L'association articule son travail sur 3 axes complémentaires :

Toutes les associations militantes de la cause animale s’attribuent souvent une mission de contrôle du respect de la protection animale, effectuant des audits dans des lieux publics, comme par exemple les contrôles du respect de la réglementation sur la protection animale effectués sur les marchés aux bestiaux par l’association Animal’s Angels.
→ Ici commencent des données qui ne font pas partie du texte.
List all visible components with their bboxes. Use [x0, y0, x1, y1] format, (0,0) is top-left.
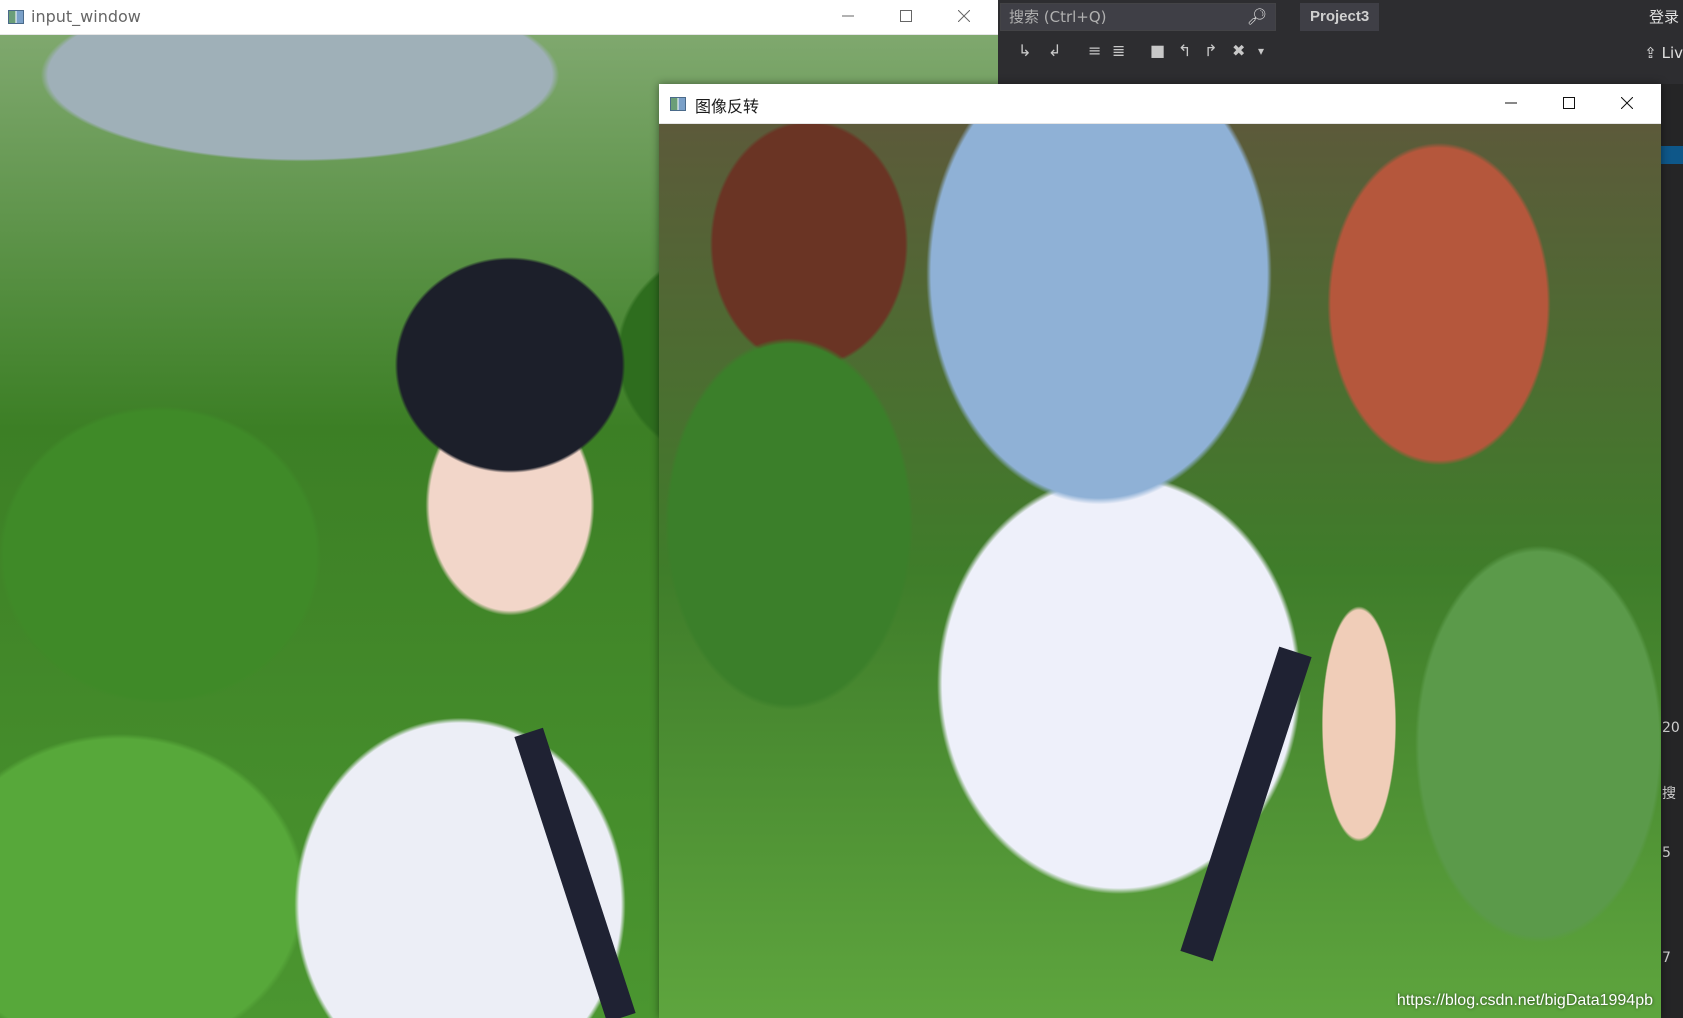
ide-side-fragment: 5: [1662, 845, 1671, 861]
ide-project-name[interactable]: Project3: [1300, 3, 1380, 31]
app-icon: [670, 97, 686, 111]
share-icon: ⇪: [1644, 44, 1657, 62]
ide-side-fragment: 7: [1662, 950, 1671, 966]
input-window-title-bar[interactable]: input_window: [0, 0, 998, 35]
close-button[interactable]: [941, 2, 987, 32]
minimize-icon: [1505, 102, 1517, 104]
bookmark-next-icon[interactable]: ↱: [1204, 42, 1217, 60]
flip-window: 图像反转 https://blog.csdn.net/bigData1994pb: [659, 84, 1661, 1018]
ide-side-fragment: 20: [1662, 720, 1680, 736]
maximize-icon: [1563, 97, 1575, 109]
toolbar-step-out-icon[interactable]: ↲: [1048, 42, 1061, 60]
toolbar-step-icon[interactable]: ↳: [1018, 42, 1031, 60]
input-window-title: input_window: [31, 7, 141, 26]
ide-side-fragment: 搜: [1662, 786, 1676, 802]
search-icon[interactable]: 🔎︎: [1247, 4, 1267, 30]
ide-live-label: Liv: [1661, 44, 1683, 62]
ide-right-panel: [1661, 84, 1683, 1018]
close-icon: [1621, 97, 1633, 109]
app-icon: [8, 10, 24, 24]
flip-window-title-bar[interactable]: 图像反转: [659, 84, 1661, 124]
ide-search-input[interactable]: 搜索 (Ctrl+Q) 🔎︎: [1000, 3, 1276, 31]
maximize-button[interactable]: [883, 2, 929, 32]
toolbar-indent-icon[interactable]: ≡: [1088, 42, 1101, 60]
close-button[interactable]: [1604, 89, 1650, 119]
minimize-button[interactable]: [1488, 89, 1534, 119]
ide-search-placeholder: 搜索 (Ctrl+Q): [1009, 8, 1107, 26]
bookmark-clear-icon[interactable]: ✖: [1232, 42, 1245, 60]
ribbon-shape: [514, 727, 636, 1018]
csdn-watermark: https://blog.csdn.net/bigData1994pb: [1396, 992, 1653, 1009]
bookmark-icon[interactable]: ■: [1150, 42, 1165, 60]
ide-login-link[interactable]: 登录: [1649, 6, 1679, 27]
minimize-button[interactable]: [825, 2, 871, 32]
maximize-icon: [900, 10, 912, 22]
close-icon: [958, 10, 970, 22]
minimize-icon: [842, 15, 854, 17]
maximize-button[interactable]: [1546, 89, 1592, 119]
ide-accent-strip: [1661, 146, 1683, 164]
bookmark-prev-icon[interactable]: ↰: [1178, 42, 1191, 60]
flipped-image: https://blog.csdn.net/bigData1994pb: [659, 124, 1661, 1018]
ribbon-shape: [1180, 646, 1312, 962]
chevron-down-icon[interactable]: ▾: [1258, 42, 1264, 60]
flip-window-title: 图像反转: [695, 97, 760, 116]
ide-live-share[interactable]: ⇪ Liv: [1644, 44, 1683, 62]
toolbar-comment-icon[interactable]: ≣: [1112, 42, 1125, 60]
Quels que soient leur rôle et leur position vis-à-vis de l’élevage, les actions des associations militantes de la cause animale influencent l’image de l’élevage auprès du public et des consommateurs, ce qui n'est pas sans poser des questions majeures en terme éducatif. En effet, au travers de leurs différents outils de communication, dont récemment les sites internet et les pétitions en ligne, ces associations médiatisent des situations de bien-être très dégradées. En ce sens, elles contribuent à transmettre une image généralement négative de certaines pratiques d’élevage à un public et semble se positionner en réaction à l'égard d'un système de formations agricoles qui a pendant de longues années nié la souffrance et le sujet animal.